On the topic of gubernatorial appointments, readers might recall that when the Minister of Finance last month deferred the appointment of a new Governor until well after the election, giving deputy governor, Grant Spencer, a six month term as acting Governor, I raised questions as to whether this appointment was strictly lawfully permissible.  As I stressed then, I had no particular concerns about Grant himself, and had actually been suggesting for some time a variant of the same solution –  giving Graeme Wheeler a short extension, if he had been willing to accept it.  But the Act doesn’t seem to be written in a way that allows a new person to be appointed, with no Policy Targets Agreement, for such a short period.

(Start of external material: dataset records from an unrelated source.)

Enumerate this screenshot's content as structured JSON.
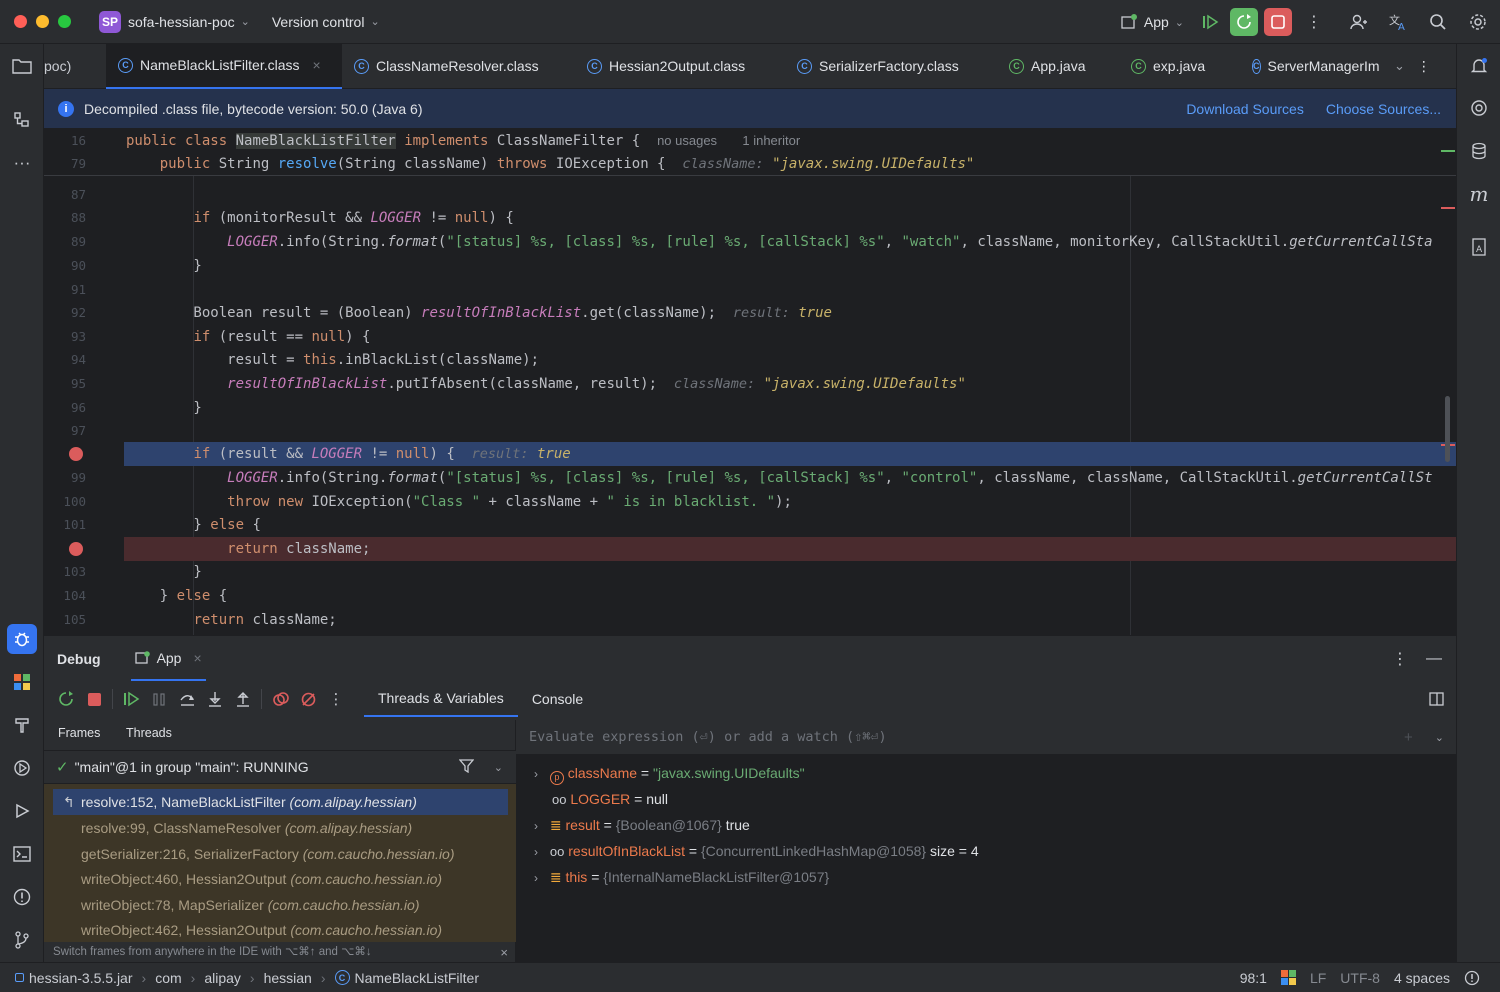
{
  "titlebar": {
    "project_badge": "SP",
    "project_name": "sofa-hessian-poc",
    "vcs_label": "Version control",
    "run_config": "App"
  },
  "tabs": [
    {
      "label": "poc)"
    },
    {
      "label": "NameBlackListFilter.class",
      "active": true
    },
    {
      "label": "ClassNameResolver.class"
    },
    {
      "label": "Hessian2Output.class"
    },
    {
      "label": "SerializerFactory.class"
    },
    {
      "label": "App.java"
    },
    {
      "label": "exp.java"
    },
    {
      "label": "ServerManagerIm"
    }
  ],
  "banner": {
    "text": "Decompiled .class file, bytecode version: 50.0 (Java 6)",
    "download_label": "Download Sources",
    "choose_label": "Choose Sources..."
  },
  "editor": {
    "sticky": [
      {
        "ln": "16",
        "usages": "no usages",
        "inheritors": "1 inheritor"
      },
      {
        "ln": "79",
        "hint_label": "className:",
        "hint_value": "\"javax.swing.UIDefaults\""
      }
    ],
    "line_numbers": [
      "87",
      "88",
      "89",
      "90",
      "91",
      "92",
      "93",
      "94",
      "95",
      "96",
      "97",
      "",
      "99",
      "100",
      "101",
      "",
      "103",
      "104",
      "105"
    ],
    "hints": {
      "result_label": "result:",
      "result_value": "true",
      "classname_label": "className:",
      "classname_value": "\"javax.swing.UIDefaults\""
    }
  },
  "debug": {
    "title": "Debug",
    "session_tab": "App",
    "tab_threads_vars": "Threads & Variables",
    "tab_console": "Console",
    "subtab_frames": "Frames",
    "subtab_threads": "Threads",
    "thread_status": "\"main\"@1 in group \"main\": RUNNING",
    "frames": [
      {
        "method": "resolve:152, NameBlackListFilter",
        "pkg": "(com.alipay.hessian)"
      },
      {
        "method": "resolve:99, ClassNameResolver",
        "pkg": "(com.alipay.hessian)"
      },
      {
        "method": "getSerializer:216, SerializerFactory",
        "pkg": "(com.caucho.hessian.io)"
      },
      {
        "method": "writeObject:460, Hessian2Output",
        "pkg": "(com.caucho.hessian.io)"
      },
      {
        "method": "writeObject:78, MapSerializer",
        "pkg": "(com.caucho.hessian.io)"
      },
      {
        "method": "writeObject:462, Hessian2Output",
        "pkg": "(com.caucho.hessian.io)"
      }
    ],
    "frames_hint": "Switch frames from anywhere in the IDE with ⌥⌘↑ and ⌥⌘↓",
    "eval_placeholder": "Evaluate expression (⏎) or add a watch (⇧⌘⏎)",
    "variables": [
      {
        "name": "className",
        "eq": " = ",
        "value": "\"javax.swing.UIDefaults\"",
        "extra": ""
      },
      {
        "name": "LOGGER",
        "eq": " = ",
        "value": "null",
        "extra": ""
      },
      {
        "name": "result",
        "eq": " = ",
        "value": "{Boolean@1067}",
        "extra": "true"
      },
      {
        "name": "resultOfInBlackList",
        "eq": " = ",
        "value": "{ConcurrentLinkedHashMap@1058}",
        "extra": "size = 4"
      },
      {
        "name": "this",
        "eq": " = ",
        "value": "{InternalNameBlackListFilter@1057}",
        "extra": ""
      }
    ]
  },
  "statusbar": {
    "crumbs": [
      "hessian-3.5.5.jar",
      "com",
      "alipay",
      "hessian",
      "NameBlackListFilter"
    ],
    "position": "98:1",
    "line_sep": "LF",
    "encoding": "UTF-8",
    "indent": "4 spaces"
  },
  "colors": {
    "accent": "#3574f0",
    "breakpoint": "#db5c5c",
    "execution_line": "#2e436e",
    "breakpoint_line": "#4a2b2e"
  }
}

Because there were no clear answers from the government, and no pro-active release of the relevant papers, I asked for copies of the relevant papers from (a) the Minister, (b) the Treasury, and (c) the Reserve Bank Board.  I didn’t really envisage it as a burdensome request, and although I was sure they would withhold any formal legal advice they had, I was interested in the advice the various agencies had provided to the Minister and Cabinet on the point.

So far, it looks a lot like typical bureaucratic delay and obstruction.  The Minister of Finance didn’t respond until well after the 20 working days (and was thus in breach of the Act).  When he finally did respond it was to say that he was giving himself another month to respond

“the extension is required because your request necessitates a search through a large quantity of information and consultations are needed before a decision can be made on your request”

Frankly, it would be surprising if the Minister of Finance held very many documents at all on this issue, but time will tell.   A week earlier I had had the same postponement, and same justification, from the Treasury – and again it would be a little surprising (especially as when they asked, I made clear that I wasn’t after working level email exchanges on the issue).  Curiously, the Reserve Bank Board itself –  the people primarily responsible for appointing a Governor –  didn’t claim to have lots of documents they needed to search, only that delay was needed

because consultations necessary to make a decision on the request are such that a proper response to the request cannot reasonably be made within the original time limit.

It isn’t an urgent issue, and in substance I don’t really have much of a problem with the Spencer appointment, but it is hardly the sort of open government, or commitment to the spirit of the Official Information  Act one might wistfully, foolishly, hope for.